09:46:41 AM 26 January 2026

The Vice-Chancellor of Wigwe University, Professor Marwan Al-Akaidi, has emphasized the importance of making quality assurance and excellence a matter of habit and discipline, rather than a mere item on the institution’s checklist.
Professor Al-Akaidi made the call during the university’s weekly seminar held yesterday, where he delivered a paper titled “Wigwe University Quality Assurance: Benchmarking with the UK Quality Assurance Agency” to a cross-section of university staff.
He stressed that quality assurance at Wigwe University must never be reduced to a box-ticking exercise, as doing so would diminish its power and purpose. The Vice-Chancellor underscored the institution’s commitment to global best practices through benchmarking with the United Kingdom Quality Assurance Agency (QAA). He emphasized that quality assurance is central to building trust in the university’s degrees, boosting the confidence of parents and partners, and ensuring international credibility.
Professor Al-Akaidi noted that robust quality systems are vital for long-term sustainability, continuous improvement, and the realization of Wigwe University’s vision of igniting Africa’s potential by nurturing thoughtful, fearless leaders who can compete globally.

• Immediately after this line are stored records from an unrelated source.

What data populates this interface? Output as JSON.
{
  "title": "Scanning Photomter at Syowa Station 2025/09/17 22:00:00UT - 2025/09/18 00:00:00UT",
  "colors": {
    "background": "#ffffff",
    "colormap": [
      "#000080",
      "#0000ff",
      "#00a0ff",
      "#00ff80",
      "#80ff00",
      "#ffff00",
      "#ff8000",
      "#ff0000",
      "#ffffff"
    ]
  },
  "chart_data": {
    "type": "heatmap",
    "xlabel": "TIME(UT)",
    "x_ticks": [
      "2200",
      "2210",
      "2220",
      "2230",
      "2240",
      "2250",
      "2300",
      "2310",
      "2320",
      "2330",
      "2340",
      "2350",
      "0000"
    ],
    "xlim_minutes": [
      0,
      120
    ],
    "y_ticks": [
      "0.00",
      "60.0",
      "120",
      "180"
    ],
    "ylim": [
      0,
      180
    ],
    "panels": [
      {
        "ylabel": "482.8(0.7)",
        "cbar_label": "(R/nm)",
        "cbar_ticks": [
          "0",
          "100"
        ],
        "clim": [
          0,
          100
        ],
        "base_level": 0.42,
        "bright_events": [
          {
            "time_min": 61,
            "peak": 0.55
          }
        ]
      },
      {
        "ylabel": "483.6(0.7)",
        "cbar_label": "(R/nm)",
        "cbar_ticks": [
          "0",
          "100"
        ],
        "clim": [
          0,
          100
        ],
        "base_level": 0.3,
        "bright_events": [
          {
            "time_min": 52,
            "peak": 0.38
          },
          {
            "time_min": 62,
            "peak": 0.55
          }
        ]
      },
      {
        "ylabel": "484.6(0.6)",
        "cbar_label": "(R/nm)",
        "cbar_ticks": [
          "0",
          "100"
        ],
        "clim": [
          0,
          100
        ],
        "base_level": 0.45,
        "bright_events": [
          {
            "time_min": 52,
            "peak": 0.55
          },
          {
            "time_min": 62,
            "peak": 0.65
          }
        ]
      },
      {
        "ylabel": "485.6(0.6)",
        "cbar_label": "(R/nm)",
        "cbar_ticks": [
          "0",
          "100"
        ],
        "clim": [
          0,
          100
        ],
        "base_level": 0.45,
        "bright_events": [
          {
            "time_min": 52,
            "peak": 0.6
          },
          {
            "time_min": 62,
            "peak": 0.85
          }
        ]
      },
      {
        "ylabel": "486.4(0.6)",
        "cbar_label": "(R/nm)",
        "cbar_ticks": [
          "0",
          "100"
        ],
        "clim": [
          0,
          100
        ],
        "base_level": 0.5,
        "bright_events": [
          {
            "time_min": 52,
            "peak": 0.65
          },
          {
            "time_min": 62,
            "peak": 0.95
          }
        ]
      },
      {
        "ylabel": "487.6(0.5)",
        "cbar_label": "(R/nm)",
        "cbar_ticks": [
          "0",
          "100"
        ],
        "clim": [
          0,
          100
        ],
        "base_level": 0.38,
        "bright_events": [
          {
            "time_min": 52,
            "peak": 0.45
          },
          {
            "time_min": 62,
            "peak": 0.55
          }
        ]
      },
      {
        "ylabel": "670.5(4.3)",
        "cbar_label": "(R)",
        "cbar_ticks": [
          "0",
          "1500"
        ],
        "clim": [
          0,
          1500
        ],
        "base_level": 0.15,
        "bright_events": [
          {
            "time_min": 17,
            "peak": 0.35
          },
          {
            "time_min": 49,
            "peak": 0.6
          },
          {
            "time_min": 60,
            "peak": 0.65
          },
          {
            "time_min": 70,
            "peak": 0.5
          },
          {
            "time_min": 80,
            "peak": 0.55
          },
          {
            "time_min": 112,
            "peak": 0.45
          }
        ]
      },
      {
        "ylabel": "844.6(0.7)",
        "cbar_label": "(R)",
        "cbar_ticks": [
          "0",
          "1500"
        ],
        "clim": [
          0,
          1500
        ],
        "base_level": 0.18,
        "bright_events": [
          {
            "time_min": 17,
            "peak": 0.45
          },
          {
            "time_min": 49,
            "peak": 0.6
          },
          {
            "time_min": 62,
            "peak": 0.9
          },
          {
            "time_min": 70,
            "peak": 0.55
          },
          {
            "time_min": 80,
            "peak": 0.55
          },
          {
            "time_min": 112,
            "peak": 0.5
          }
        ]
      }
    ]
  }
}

He outlined vital elements for maintaining quality assurance, including secure academic standards, well-designed programmes, fair assessment, strong student support, staff development, academic integrity, and effective governance involving the council, senate, management, staff, and students.
The Vice-Chancellor highlighted the strategic nexus between the QAA and Nigeria’s National Universities Commission (NUC), noting a shift from minimum compliance to continuous improvement. He concluded with a call for shared ownership of quality across all roles, reinforcing the university’s drive to build a strong, evidence-based quality culture.
“There is no academic excellence without professional excellence. Admissions accuracy, effective timetabling, IT systems, student records, wellbeing support, libraries, laboratories, and careers services are not just support functions—they are core to our quality assurance endeavours,” he stated.
Professor Al-Akaidi challenged the university’s staff to reflect on their individual roles in driving quality in the institution’s academic space, and to consider how their actions or inactions enhance or weaken the overall goal of realizing the founding vision of the university, not just in Nigeria, but across the African continent and beyond.